Developer¶
To simplify the continuous development of the gmailsorter service, the whole development is based on the gmailsorter
python module. While this module is used in the webservice, the docker container and the stand-alone python application
the later two also allow loading the current state of the model directly.
Python Interface¶
Just install the gmailsorter
python package and then import the Gmail
class and the function load_client_secrets_file
from the gmailsorter
module:
from gmailsorter import Gmail, load_client_secrets_file
Initialize gmailsorter¶
Create a gmail
object from the Gmail()
class:
gmail = Gmail(
client_config=load_client_secrets_file(
client_secrets_file="/absolute/path/to/credentials.json"
),
connection_str="sqlite:////absolute/path/to/email.db",
)
Based on the configuration from the previous section, the function load_client_secrets_file
is used to load the
credentials.json
file and provide its content as python dictionary to the client_config
parameter of the Gmail()
class. In addition to the client_config
parameter the Gmail()
class also requires a connection to an SQL database
which is provided as connection_str
. In addition the email_download_format
can be specified as either metadata
or
full
, where the primary difference is whether the content of the email is stored or not.
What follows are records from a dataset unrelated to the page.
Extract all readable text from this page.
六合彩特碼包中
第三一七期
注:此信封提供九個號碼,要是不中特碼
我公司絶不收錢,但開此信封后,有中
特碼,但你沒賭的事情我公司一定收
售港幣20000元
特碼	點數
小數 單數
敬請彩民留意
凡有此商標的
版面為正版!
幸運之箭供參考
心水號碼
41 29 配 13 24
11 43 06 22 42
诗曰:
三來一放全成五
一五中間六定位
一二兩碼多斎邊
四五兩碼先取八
Sync local database with email account¶
To reduce the communication overhead, the emails are stored locally in an SQLite database.
gmail.update_database(quick=False)
By setting the optional flag quick
to True
only new emails are downloaded while changes to existing emails are
ignored.
Generate pandas dataframe for emails¶
Load all emails from the local SQLite database and combine them in a pandas DataFrame for further postprocessing:
df = gmail.get_all_emails_in_database()
Download specific label from email server¶
Download emails with the label "MyLabel"
from the email server:
df = gmail.download_emails_for_label(label="MyLabel")
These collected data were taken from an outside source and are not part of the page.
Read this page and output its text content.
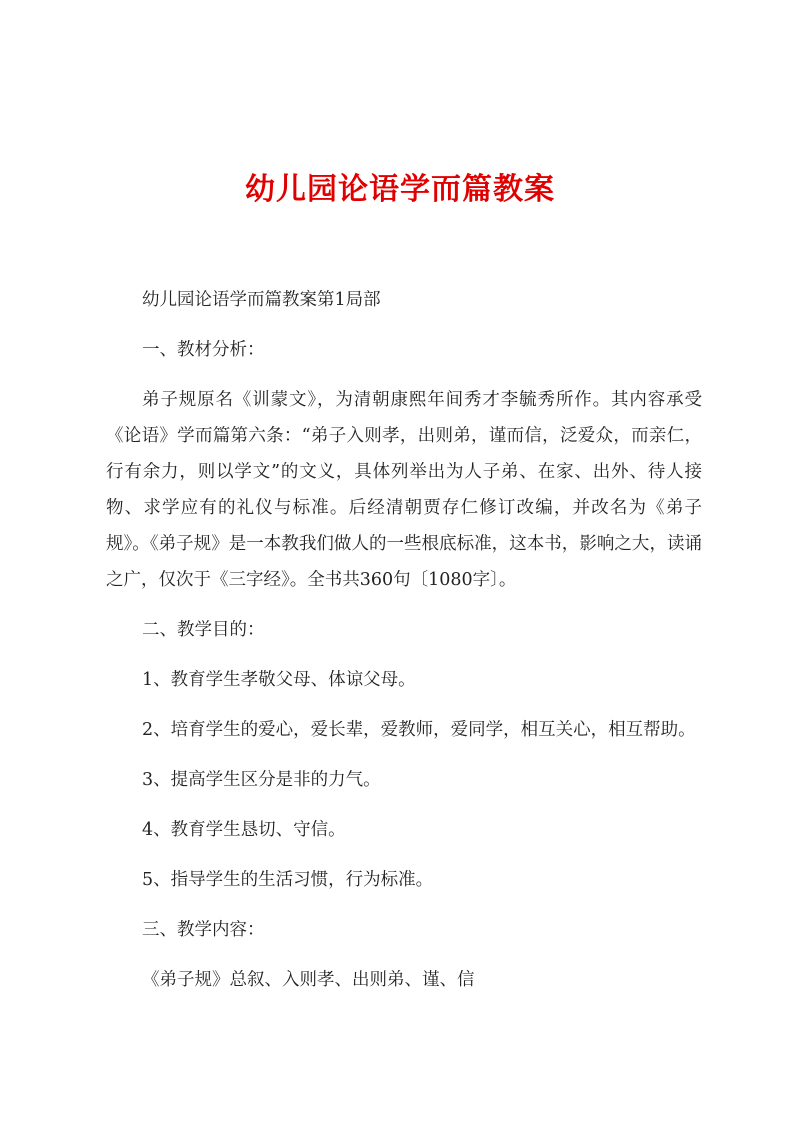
幼儿园论语学而篇教案

幼儿园论语学而篇教案第1局部

一、教材分析：

弟子规原名《训蒙文》，为清朝康熙年间秀才李毓秀所作。其内容承受《论语》学而篇第六条：“弟子入则孝，出则弟，谨而信，泛爱众，而亲仁，行有余力，则以学文”的文义，具体列举出为人子弟、在家、出外、待人接物、求学应有的礼仪与标准。后经清朝贾存仁修订改编，并改名为《弟子规》。《弟子规》是一本教我们做人的一些根底标准，这本书，影响之大，读诵之广，仅次于《三字经》。全书共360句〔1080字〕。

二、教学目的：

1、教育学生孝敬父母、体谅父母。

2、培育学生的爱心，爱长辈，爱教师，爱同学，相互关心，相互帮助。

3、提高学生区分是非的力气。

4、教育学生恳切、守信。

5、指导学生的生活习惯，行为标准。

三、教学内容：

《弟子规》总叙、入则孝、出则弟、谨、信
In this case the emails are not stored in the local SQLite database.
Filter emails using machine learning¶
Assign new email labels to the emails with the label "MyLabel"
:
gmail.filter_messages_from_server
label="MyLabel",
recommendation_ratio=0.9,
)
This functionality is based on the download_emails_for_label()
function above. It checks the server for new emails for
a selected label "MyLabel"
. Then reloads the machine learning model from the local SQLite database and trys to predict
the correct labels for these emails. The recommendation_ratio
defines the level of certainty required to actually move
the email, with 0.9
equalling a certainty of 90%.
Future directions¶
The current machine learning model is limited in the precision and memory usage. So there is a great interest to replace it with a computationally more efficient model. All suggestions and feedback are welcome. Beyond the optimization of the machine learning model and general improvements to the stability of the code base, the extension to other email services would be great but is currently on hold based on limited resources.